Explaining the Virtual DOM

April 7, 2020

In simple terms, the VDOM is a virtual, in-memory representation of the browser’s Document Object Model (DOM).

I initially came across this concept while learning React, and it left me with two questions: what’s the point, and how does it work?

Purpose

The VDOM exists to make UI updates predictable and manageable. The real problem it solves is how expensive directly updating the DOM is.

Basically, the browser DOM is very tightly coupled to layout, paint, and compositing. Touching it too often means forcing the browser to constantly recalculate styles and reflow the page.

Early JS frameworks like jQuery or Angular 1 would just mutate the DOM directly and ended up doing far more work than neccessary.

Instead of updating the DOM as your application changes, frameworks like React build a in-memory representation of what the UI should look like. That’s the VDOM.

How it works

As explained above, on each render, React creates an in-memory representation of the UI tree. When state changes, a new VDOM tree is generated.

This tree is then compared to the previous tree using a diffing algorithm to determine what actually changed.

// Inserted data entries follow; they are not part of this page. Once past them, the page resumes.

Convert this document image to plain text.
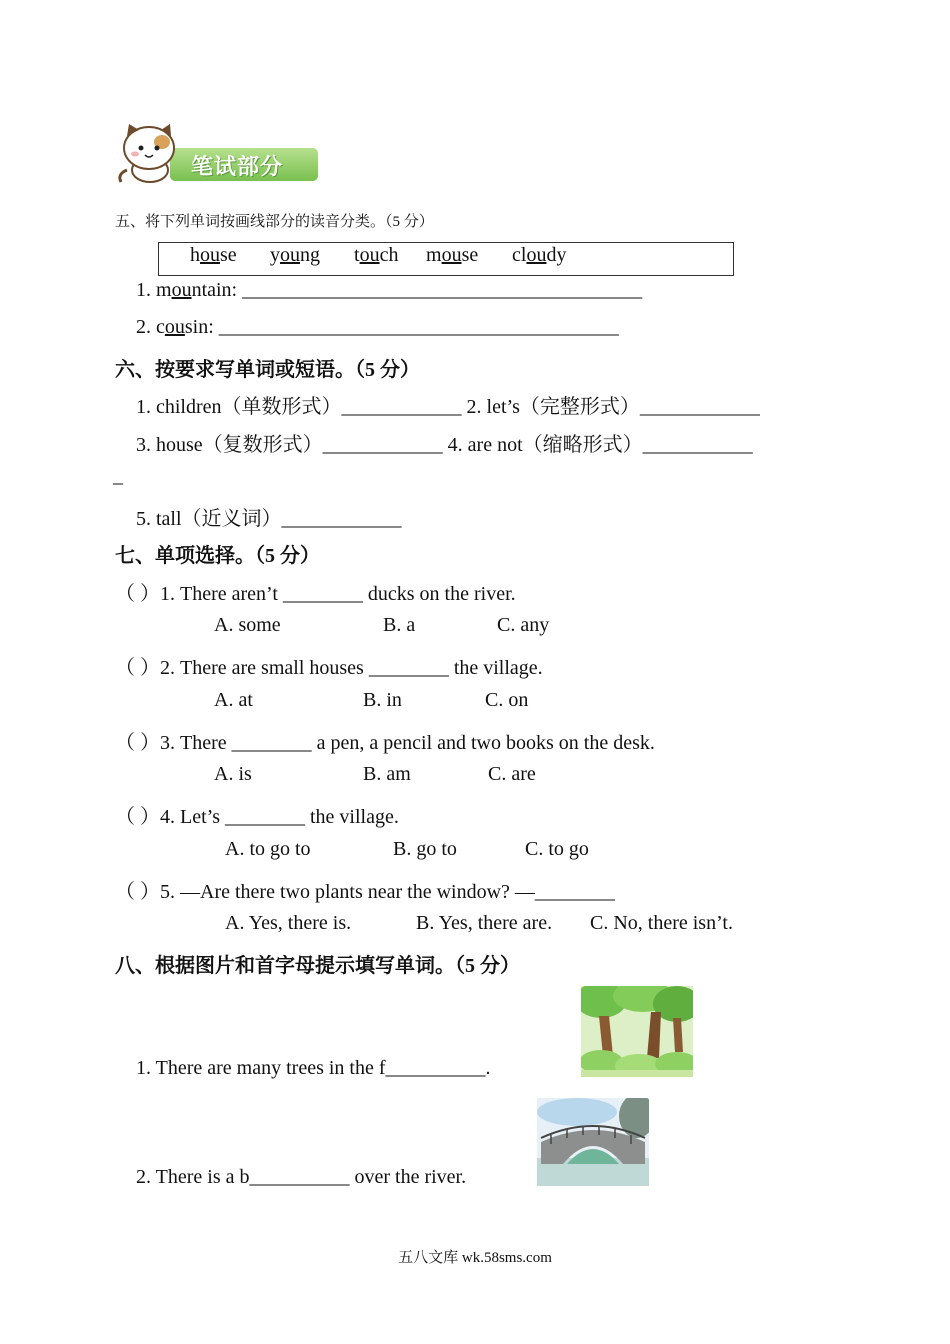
笔试部分
五、将下列单词按画线部分的读音分类。（5 分）
house young touch mouse cloudy
1. mountain: ________________________________________
2. cousin: ________________________________________
六、按要求写单词或短语。（5 分）
1. children（单数形式）____________ 2. let’s（完整形式）____________
3. house（复数形式）____________ 4. are not（缩略形式）___________
_
5. tall（近义词）____________
七、单项选择。（5 分）
（ ）1. There aren’t ________ ducks on the river.
A. some	B. a	C. any
（ ）2. There are small houses ________ the village.
A. at	B. in	C. on
（ ）3. There ________ a pen, a pencil and two books on the desk.
A. is	B. am	C. are
（ ）4. Let’s ________ the village.
A. to go to	B. go to	C. to go
（ ）5. —Are there two plants near the window? —________
A. Yes, there is.	B. Yes, there are. C. No, there isn’t.
八、根据图片和首字母提示填写单词。（5 分）
1. There are many trees in the f__________.
2. There is a b__________ over the river.
五八文库 wk.58sms.com
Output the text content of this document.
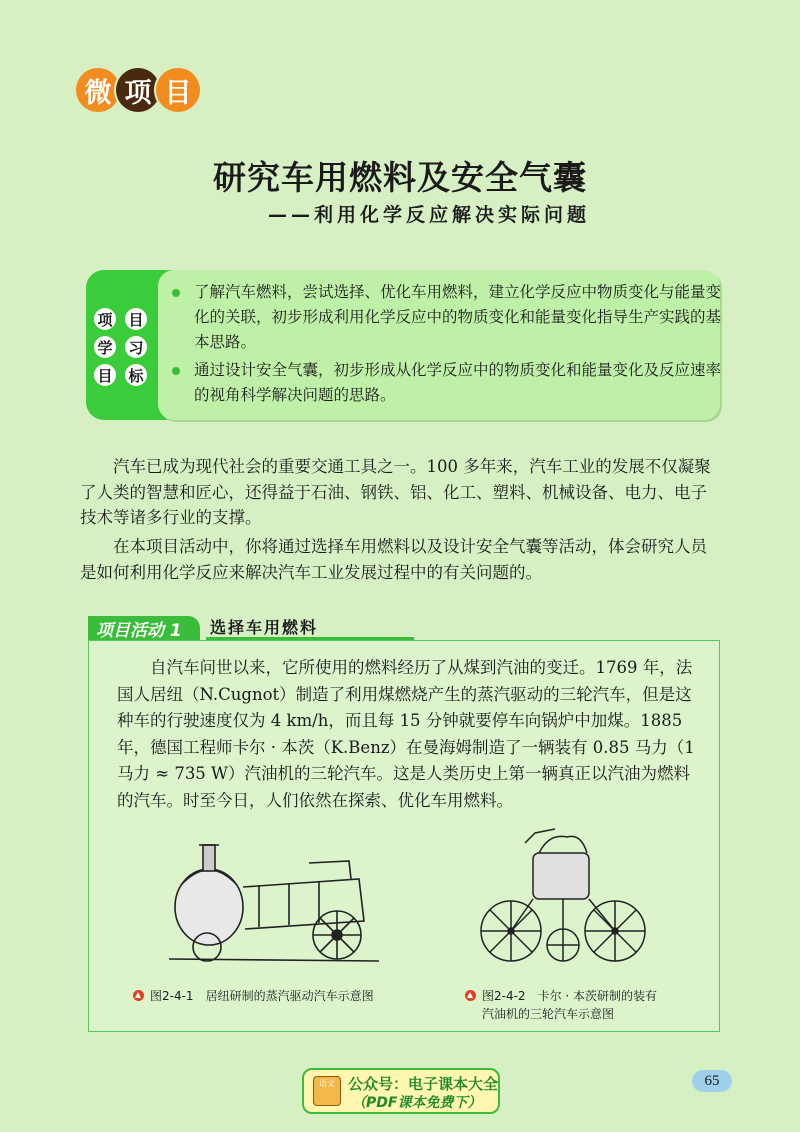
微 项 目
研究车用燃料及安全气囊
——利用化学反应解决实际问题
项 目
学 习
目 标
了解汽车燃料，尝试选择、优化车用燃料，建立化学反应中物质变化与能量变化的关联，初步形成利用化学反应中的物质变化和能量变化指导生产实践的基本思路。
通过设计安全气囊，初步形成从化学反应中的物质变化和能量变化及反应速率的视角科学解决问题的思路。
汽车已成为现代社会的重要交通工具之一。100 多年来，汽车工业的发展不仅凝聚了人类的智慧和匠心，还得益于石油、钢铁、铝、化工、塑料、机械设备、电力、电子技术等诸多行业的支撑。
在本项目活动中，你将通过选择车用燃料以及设计安全气囊等活动，体会研究人员是如何利用化学反应来解决汽车工业发展过程中的有关问题的。
项目活动 1	选择车用燃料
自汽车问世以来，它所使用的燃料经历了从煤到汽油的变迁。1769 年，法国人居纽（N.Cugnot）制造了利用煤燃烧产生的蒸汽驱动的三轮汽车，但是这种车的行驶速度仅为 4 km/h，而且每 15 分钟就要停车向锅炉中加煤。1885 年，德国工程师卡尔 · 本茨（K.Benz）在曼海姆制造了一辆装有 0.85 马力（1 马力 ≈ 735 W）汽油机的三轮汽车。这是人类历史上第一辆真正以汽油为燃料的汽车。时至今日，人们依然在探索、优化车用燃料。
图2-4-1　居纽研制的蒸汽驱动汽车示意图	图2-4-2　卡尔 · 本茨研制的装有
汽油机的三轮汽车示意图
语文 公众号：电子课本大全
（PDF课本免费下）
65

From that comparison, a minimal set of DOM operations required to bring the real DOM in sync is computed.

These updates are then applied in a controlled and batched way. Typically during a single render pass. The browser does less work, and your app avoids a bunch of small layout and paint operations.

TLDR; render to memory first, figure out the smallest possible set of changes, and then only update the real DOM once.